Are Healthy Foods Really More Expensive? It Depends on How You Measure the Price
by Andrea Carlson
and Elizabeth Frazão
Economic Information Bulletin No. (EIB-96) 50 pp, May 2012
What Is the Issue?
Most Americans consume diets that fall short of the recommendations in the Dietary Guidelines for Americans 2010. A common perception is that diets consistent with the recommendations are not affordable. This perception may be influenced by studies that found many healthy foods to cost more per calorie than less healthy foods. This is one way, but not the only way, to measure the cost of a healthy diet.
For a balanced assessment, this study compares the prices of healthy and less healthy foods using three price metrics: the price per calorie, per edible gram, and per average portion. The authors also calculate the daily cost of meeting the food group recommendations on the ChooseMyPlate.gov website.
Previous studies also sometimes lack a clear definition of healthy foods, which are defined in this report as food items that:
• Contain an amount of a food in at least one of the major food groups (vegetables, fruits, grains, dairy, and protein foods) equal to at least half the portion size that the Dietary Guidelines for Americans 2010 uses for measuring the nutrients in that food.
• Contain only moderate amounts of saturated fats, added sugars, and sodium.
What Were the Major Findings?
The authors found that the metric used to measure the price of food items has a large effect on which foods are more expensive:
• Foods low in calories for a given weight appear to have a higher price when the price is measured per calorie.
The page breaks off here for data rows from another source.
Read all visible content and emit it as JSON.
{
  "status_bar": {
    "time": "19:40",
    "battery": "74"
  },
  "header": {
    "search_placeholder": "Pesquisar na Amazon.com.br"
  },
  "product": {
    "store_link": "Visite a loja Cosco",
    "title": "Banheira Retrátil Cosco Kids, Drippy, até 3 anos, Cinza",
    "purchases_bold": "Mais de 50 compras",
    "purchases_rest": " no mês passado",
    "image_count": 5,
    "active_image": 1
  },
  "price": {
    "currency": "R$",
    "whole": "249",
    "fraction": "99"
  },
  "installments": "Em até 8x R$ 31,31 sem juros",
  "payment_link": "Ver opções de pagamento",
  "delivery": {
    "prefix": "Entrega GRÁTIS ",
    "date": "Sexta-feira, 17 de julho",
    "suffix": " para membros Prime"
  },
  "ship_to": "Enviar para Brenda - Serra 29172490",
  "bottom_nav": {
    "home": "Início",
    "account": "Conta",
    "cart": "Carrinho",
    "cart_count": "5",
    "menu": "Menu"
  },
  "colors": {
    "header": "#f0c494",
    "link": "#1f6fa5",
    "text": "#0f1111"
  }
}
For example, vegetables and fruits, which are low in calories, tend to be a relatively expensive way to purchase food energy.
• Conversely, less healthy foods (called "moderation foods" in this report)-especially those high in saturated fat and added sugar-tend to be high in calories and to have a low price per calorie.
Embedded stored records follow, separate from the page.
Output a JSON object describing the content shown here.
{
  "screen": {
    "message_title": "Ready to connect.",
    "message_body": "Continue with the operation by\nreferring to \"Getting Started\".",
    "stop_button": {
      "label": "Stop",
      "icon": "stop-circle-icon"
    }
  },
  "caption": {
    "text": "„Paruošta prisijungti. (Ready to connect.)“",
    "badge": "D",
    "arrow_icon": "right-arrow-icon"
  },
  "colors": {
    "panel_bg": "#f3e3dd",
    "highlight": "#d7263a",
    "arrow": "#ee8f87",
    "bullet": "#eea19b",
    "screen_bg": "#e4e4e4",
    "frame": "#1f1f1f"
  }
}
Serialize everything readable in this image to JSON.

• When measured on the basis of edible weight or average portion size, grains, vegetables, fruit, and dairy foods are less expensive than most protein foods and foods high in saturated fat, added sugars, and/or sodium.
• In following the food group recommendations at ChooseMyPlate.gov, it is less costly to meet the grains, dairy, and fruit recommendations than those for vegetables or protein foods.
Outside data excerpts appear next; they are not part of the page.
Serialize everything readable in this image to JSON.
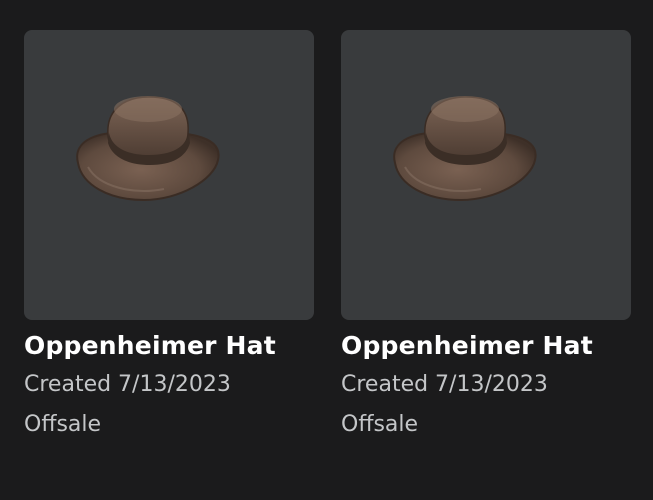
{
  "items": [
    {
      "name": "Oppenheimer Hat",
      "created": "Created 7/13/2023",
      "status": "Offsale",
      "thumbnail_icon": "brown-fedora-hat-icon"
    },
    {
      "name": "Oppenheimer Hat",
      "created": "Created 7/13/2023",
      "status": "Offsale",
      "thumbnail_icon": "brown-fedora-hat-icon"
    }
  ],
  "colors": {
    "background": "#1b1b1c",
    "thumbnail_bg": "#393b3d",
    "title": "#ffffff",
    "meta": "#c4c6c8",
    "hat_brown": "#6b5548"
  }
}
How Was the Study Conducted?
The authors estimated the cost for 4,439 food items by the price per calorie, per edible gram, and per average portion consumed. The study drew on three data sets: the National Health and Nutrition Examination Survey (NHANES) to estimate the types and quantities of foods consumed, the USDA's Center for Nutrition Policy and Promotion (CNPP) food prices database for food prices, and the USDA Food Pattern Equivalent Database (formerly known as the MyPyramid Equivalent Database) for information on food group classification, saturated fat, added sugars, and sodium content.